The characterization of a target environment can vary depending on the location of system integration. For example, an autonomous trucking vehicle requiring high-performance AI computing may see temperatures ranging from below freezing in winter months to extreme heat conditions – exacerbated by local climates. The trucks will also experience the rigors of road travel including vibration, shock, and humidity conditions. Meanwhile, integrating a high-performance solution on an aircraft may require a system with a more extreme operational temperature range, which mitigates the impact of altitude and lower air-density on cooling. A common theme to the rugged design of systems in these AI Transportable applications is the need for a robust cooling strategy designed to support a wide temperature range and alleviate mechanical stress from external vibration or shock loads.

Immersion cooling is a strong candidate to solve both the thermal and structural elements of these applications. From a thermal standpoint, liquid immersion cooling (either single-phase or two-phase) offers the greatest thermal efficiency of any liquid cooling method. What this efficiency means is that liquid immersed systems can operate at a higher external ambient temperature than systems with a direct-to-chip liquid cooling implementation, and significantly higher ambient temperatures than systems with air-cooling (forced or natural convection). On the structural side, the immersion fluid itself acts as a dampening mechanism – mitigating the impact of vibration forces on the electronics.

OSS Rigel Edge Supercomputer Two-Phase Immersion System

The two methods of immersion cooling, single-phase and two-phase, each have pros and cons when implemented in edge environments. Single-phase immersion cooling uses a fluid which maintains its liquid state across the entire target temperature range. This cooling method works similarly to air cooling, in that the fluid is typically directed across a heatsink attached to a heat dissipating surface. The warm fluid is then pumped to an external heat exchanger, which then recirculates the cooled fluid back into the system. By using the specialized immersion fluid, this method cools more efficiently than direct-to-chip cooling with a lower delta between ambient and maximum fluid temperatures. Two-phase cooling by comparison makes use of the natural heat dissipation properties of the evaporation cycle of the fluid. In this method, a fluid is selected which has a boiling point below the maximum operating temperature of key heat dissipating components. Once the fluid around the components reaches its boiling point, it turns from a liquid to gaseous state, pulling the heat away from the hot components. The gas is then cooled via contact with a condensing coil until it condenses and is recirculated back into the system. Two-phase cooling is typically more efficient than single-phase, but does add complexities, as the system must be sufficiently sealed to prevent the fluid in a gaseous state from escaping. Additionally, altitude can change the boiling point property of the fluid, requiring either strict altitude limits or a pressurized system to maintain fluid properties.

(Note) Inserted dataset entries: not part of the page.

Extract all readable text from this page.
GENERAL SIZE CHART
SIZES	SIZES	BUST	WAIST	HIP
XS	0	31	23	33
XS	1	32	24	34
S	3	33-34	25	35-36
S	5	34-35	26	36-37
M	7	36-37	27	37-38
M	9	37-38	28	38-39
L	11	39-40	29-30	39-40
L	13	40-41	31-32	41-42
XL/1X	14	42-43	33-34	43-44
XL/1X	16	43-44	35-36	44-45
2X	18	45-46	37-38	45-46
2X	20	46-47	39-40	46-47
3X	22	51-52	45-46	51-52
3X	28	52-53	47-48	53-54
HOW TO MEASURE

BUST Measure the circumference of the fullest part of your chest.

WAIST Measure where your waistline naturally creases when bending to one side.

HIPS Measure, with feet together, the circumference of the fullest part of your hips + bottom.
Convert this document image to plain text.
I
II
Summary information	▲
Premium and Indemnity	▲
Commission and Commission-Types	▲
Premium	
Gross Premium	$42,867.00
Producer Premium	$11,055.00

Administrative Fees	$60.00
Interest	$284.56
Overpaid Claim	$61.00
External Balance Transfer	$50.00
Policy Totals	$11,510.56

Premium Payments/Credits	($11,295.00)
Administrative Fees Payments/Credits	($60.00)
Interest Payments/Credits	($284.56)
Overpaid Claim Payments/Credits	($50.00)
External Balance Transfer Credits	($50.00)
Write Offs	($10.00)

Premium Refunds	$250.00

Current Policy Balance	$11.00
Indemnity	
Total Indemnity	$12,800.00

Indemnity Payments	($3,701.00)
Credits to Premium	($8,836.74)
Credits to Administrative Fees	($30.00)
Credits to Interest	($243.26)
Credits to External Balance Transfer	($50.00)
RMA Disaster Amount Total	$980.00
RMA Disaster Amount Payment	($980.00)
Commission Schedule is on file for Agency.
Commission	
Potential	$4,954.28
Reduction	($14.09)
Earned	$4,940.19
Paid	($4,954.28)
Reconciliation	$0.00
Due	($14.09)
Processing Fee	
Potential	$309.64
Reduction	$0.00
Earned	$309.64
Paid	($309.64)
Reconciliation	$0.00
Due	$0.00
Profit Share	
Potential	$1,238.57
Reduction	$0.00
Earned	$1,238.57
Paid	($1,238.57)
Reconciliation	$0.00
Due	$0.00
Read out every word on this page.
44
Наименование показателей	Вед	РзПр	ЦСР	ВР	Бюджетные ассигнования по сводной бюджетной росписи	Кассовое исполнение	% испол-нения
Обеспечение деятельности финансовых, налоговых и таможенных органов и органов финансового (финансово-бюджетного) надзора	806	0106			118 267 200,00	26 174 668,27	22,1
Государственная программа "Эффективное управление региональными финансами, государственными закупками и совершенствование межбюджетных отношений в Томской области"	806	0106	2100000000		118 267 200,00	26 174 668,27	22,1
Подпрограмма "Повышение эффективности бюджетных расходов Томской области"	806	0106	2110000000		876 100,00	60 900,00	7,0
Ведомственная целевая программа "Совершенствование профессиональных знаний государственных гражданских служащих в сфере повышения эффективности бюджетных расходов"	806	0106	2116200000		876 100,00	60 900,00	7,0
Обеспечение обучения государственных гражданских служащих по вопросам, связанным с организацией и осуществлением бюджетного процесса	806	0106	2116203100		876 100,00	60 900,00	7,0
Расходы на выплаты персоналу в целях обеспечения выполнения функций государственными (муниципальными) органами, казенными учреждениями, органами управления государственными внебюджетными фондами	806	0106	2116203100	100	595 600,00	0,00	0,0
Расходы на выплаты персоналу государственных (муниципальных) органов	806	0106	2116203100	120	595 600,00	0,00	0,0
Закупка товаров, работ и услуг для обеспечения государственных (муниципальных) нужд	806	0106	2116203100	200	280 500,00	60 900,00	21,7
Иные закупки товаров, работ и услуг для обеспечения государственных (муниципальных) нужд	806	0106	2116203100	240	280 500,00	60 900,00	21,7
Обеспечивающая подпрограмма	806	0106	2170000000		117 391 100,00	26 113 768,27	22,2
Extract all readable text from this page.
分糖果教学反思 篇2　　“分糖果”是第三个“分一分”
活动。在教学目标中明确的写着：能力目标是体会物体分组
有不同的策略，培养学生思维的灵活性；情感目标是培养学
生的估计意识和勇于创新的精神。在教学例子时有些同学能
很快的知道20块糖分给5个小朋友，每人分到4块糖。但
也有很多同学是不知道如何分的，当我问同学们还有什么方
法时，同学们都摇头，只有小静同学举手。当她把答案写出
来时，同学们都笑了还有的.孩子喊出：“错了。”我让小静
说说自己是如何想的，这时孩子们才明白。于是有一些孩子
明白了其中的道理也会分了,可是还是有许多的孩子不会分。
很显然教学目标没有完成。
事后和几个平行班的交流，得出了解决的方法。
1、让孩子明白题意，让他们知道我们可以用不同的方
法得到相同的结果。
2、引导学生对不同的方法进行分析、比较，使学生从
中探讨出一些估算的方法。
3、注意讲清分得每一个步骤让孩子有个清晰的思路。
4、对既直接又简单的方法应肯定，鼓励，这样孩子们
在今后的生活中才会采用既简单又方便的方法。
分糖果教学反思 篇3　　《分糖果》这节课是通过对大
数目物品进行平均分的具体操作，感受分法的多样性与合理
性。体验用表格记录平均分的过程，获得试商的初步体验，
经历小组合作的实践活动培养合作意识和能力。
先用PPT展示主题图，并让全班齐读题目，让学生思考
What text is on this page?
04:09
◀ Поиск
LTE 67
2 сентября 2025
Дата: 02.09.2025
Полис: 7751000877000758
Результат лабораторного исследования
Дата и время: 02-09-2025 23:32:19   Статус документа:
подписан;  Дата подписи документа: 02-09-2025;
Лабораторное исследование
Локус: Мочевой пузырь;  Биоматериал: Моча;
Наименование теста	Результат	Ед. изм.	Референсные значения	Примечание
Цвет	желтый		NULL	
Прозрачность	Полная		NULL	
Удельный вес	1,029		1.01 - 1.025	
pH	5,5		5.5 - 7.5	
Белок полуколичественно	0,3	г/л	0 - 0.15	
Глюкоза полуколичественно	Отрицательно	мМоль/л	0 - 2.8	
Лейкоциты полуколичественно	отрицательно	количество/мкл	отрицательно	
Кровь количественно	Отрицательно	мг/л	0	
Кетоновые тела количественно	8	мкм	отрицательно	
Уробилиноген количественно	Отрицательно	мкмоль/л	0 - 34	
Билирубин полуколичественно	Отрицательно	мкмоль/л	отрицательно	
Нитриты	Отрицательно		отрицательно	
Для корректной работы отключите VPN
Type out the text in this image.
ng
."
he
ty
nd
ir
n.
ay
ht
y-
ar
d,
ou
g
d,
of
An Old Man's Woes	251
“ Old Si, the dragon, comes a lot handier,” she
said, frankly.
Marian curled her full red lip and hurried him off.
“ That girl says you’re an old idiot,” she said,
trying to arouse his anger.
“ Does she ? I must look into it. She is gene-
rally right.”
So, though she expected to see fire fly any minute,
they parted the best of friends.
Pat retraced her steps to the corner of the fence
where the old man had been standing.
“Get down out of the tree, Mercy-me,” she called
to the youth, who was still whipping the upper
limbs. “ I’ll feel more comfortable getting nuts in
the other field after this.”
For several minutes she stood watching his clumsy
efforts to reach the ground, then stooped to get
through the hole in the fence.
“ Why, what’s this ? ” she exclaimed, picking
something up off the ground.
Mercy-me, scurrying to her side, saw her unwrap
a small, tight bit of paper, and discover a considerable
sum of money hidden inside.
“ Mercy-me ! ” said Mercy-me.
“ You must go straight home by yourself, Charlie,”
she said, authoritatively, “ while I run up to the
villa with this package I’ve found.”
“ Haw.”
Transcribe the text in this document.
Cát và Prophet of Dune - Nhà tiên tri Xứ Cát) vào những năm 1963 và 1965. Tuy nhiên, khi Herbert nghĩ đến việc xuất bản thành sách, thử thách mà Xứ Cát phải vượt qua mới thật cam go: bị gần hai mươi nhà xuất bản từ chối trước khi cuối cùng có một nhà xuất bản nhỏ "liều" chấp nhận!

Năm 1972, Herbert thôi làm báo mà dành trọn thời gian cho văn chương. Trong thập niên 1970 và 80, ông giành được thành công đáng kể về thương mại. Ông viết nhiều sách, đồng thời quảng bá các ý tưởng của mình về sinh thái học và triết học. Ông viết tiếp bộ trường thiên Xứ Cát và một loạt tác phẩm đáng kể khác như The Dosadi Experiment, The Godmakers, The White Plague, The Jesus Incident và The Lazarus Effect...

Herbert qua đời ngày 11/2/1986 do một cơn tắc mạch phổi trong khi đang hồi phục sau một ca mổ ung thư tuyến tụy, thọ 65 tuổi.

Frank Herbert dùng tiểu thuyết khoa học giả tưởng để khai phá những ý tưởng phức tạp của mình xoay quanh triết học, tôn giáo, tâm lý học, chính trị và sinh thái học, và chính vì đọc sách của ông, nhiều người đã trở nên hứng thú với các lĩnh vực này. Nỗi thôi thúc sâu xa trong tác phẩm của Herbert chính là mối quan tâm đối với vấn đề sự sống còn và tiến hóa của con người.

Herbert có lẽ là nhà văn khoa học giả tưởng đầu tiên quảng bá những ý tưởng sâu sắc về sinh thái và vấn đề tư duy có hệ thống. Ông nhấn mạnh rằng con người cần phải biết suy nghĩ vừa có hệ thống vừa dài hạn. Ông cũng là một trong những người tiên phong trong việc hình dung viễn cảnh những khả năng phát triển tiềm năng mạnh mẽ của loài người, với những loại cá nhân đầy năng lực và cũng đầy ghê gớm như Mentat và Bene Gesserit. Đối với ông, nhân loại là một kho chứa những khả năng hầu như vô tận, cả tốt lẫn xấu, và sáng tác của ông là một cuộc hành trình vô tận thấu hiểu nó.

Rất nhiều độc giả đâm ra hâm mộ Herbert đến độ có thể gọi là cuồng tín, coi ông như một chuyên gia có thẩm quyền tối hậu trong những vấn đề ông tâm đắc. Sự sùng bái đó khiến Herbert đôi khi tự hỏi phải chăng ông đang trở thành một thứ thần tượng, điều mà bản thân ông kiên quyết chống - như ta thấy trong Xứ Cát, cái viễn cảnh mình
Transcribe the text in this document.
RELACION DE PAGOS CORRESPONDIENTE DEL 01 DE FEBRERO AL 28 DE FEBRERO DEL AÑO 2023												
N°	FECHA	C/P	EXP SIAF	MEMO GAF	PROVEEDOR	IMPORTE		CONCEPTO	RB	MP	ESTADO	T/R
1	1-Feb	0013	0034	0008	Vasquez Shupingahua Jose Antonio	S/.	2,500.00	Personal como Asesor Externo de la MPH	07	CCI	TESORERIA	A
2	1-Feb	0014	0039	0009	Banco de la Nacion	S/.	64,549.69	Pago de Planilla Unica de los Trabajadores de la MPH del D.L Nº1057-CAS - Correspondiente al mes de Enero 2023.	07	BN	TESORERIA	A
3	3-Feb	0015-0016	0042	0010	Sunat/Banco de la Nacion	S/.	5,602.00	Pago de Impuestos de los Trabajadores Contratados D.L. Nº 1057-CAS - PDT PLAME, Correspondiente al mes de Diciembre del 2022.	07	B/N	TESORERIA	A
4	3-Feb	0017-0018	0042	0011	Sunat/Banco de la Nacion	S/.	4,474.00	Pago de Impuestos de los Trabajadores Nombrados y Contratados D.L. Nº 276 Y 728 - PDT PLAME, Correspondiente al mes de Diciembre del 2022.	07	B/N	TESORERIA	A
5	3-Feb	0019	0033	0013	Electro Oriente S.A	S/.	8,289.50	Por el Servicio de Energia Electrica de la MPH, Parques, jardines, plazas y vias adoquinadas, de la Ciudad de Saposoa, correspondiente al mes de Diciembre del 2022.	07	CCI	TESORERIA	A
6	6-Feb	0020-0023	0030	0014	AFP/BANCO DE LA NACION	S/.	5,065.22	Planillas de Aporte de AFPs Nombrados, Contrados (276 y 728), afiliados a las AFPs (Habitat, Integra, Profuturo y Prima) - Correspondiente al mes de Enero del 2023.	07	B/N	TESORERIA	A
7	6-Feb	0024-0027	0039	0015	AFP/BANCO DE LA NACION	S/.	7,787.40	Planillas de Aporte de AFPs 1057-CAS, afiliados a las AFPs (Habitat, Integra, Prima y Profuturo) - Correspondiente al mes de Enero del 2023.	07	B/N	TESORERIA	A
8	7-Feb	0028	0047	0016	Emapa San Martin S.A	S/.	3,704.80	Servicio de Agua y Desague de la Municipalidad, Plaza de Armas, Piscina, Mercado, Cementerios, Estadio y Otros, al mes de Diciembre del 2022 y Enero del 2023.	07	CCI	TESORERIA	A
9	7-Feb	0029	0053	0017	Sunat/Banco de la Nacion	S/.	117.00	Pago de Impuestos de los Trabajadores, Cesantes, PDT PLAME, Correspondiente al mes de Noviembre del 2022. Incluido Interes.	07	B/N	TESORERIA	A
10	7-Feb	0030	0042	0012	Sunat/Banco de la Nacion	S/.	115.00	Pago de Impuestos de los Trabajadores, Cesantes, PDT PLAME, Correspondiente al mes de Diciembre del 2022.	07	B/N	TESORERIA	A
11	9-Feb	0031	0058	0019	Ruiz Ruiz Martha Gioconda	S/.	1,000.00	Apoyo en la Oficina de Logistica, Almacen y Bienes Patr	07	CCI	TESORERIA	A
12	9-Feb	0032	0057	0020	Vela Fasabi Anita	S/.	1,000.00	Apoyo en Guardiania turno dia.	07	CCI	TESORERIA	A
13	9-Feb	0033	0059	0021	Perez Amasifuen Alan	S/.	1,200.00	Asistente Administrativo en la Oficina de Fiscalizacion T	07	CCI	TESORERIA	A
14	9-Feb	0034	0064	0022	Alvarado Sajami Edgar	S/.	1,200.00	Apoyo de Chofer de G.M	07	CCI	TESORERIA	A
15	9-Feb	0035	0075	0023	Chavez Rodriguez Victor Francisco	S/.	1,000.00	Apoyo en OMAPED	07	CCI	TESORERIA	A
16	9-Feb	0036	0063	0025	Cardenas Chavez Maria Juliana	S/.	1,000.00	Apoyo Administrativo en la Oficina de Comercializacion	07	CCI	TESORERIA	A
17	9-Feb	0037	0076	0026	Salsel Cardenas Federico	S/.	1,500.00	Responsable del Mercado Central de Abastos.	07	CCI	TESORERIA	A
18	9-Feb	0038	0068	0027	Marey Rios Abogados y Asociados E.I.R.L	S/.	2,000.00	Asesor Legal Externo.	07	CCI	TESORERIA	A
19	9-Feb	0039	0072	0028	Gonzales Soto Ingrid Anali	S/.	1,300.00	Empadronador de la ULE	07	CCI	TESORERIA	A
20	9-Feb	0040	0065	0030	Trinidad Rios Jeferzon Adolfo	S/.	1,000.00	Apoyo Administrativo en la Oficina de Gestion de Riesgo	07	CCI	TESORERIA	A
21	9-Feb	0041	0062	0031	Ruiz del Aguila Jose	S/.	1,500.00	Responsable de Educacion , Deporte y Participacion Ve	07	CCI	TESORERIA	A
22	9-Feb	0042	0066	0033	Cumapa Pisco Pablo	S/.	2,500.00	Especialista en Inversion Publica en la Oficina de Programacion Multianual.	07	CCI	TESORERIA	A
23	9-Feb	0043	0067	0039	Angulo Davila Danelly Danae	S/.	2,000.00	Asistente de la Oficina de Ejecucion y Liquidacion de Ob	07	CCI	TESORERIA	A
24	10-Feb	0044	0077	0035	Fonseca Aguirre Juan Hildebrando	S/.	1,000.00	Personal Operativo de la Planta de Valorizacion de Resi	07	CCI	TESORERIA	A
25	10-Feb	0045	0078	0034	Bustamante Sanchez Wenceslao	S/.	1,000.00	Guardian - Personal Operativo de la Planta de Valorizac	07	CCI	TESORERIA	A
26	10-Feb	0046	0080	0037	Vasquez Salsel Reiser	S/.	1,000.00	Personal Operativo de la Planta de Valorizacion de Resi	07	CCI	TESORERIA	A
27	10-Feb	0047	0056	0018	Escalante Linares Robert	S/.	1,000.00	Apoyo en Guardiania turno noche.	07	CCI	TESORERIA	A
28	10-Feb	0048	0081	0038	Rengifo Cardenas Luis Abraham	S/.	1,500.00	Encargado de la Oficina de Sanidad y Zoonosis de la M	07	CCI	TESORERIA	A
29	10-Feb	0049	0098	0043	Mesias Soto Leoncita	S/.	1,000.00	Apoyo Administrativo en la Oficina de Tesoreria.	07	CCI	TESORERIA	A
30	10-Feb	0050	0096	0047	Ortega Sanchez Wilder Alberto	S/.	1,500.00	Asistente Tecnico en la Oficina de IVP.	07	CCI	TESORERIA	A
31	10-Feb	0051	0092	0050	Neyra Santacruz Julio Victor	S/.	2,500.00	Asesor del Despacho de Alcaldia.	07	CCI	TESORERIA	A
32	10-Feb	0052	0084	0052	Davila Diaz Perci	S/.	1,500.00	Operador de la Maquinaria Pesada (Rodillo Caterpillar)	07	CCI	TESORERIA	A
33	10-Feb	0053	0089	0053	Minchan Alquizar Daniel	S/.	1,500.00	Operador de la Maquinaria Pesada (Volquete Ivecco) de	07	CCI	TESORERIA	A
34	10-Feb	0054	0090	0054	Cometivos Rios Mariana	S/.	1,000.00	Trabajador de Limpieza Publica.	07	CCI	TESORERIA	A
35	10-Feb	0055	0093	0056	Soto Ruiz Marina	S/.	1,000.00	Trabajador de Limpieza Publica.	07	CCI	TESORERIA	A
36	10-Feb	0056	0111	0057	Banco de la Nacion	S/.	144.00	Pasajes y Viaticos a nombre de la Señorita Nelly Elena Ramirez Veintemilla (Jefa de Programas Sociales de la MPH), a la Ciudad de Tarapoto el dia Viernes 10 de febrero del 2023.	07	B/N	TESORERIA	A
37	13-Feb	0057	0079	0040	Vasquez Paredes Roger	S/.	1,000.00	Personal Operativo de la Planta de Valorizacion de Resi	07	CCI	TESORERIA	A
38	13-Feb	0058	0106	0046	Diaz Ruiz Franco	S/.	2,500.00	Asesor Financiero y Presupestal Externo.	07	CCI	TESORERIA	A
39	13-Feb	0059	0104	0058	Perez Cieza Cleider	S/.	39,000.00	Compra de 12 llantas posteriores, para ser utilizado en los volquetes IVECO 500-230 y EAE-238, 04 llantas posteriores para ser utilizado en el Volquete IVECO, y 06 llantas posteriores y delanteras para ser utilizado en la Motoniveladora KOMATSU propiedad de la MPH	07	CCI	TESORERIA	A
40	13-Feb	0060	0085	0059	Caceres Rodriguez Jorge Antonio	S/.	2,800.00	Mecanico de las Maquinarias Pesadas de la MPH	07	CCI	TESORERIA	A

Immersion technology has already made a significant impact on datacenter high-performance computing scale out – providing an efficient upgrade path to support the next generation of AI computing hardware. Adapting these technologies to rugged edge environments is inevitable as thermal dissipation requirements continue to grow. As AI deployments become more common in autonomous vehicles and other edge domains, system integrators will look to immersion technology as a strong candidate to solve the thermal and structural challenges of the environments.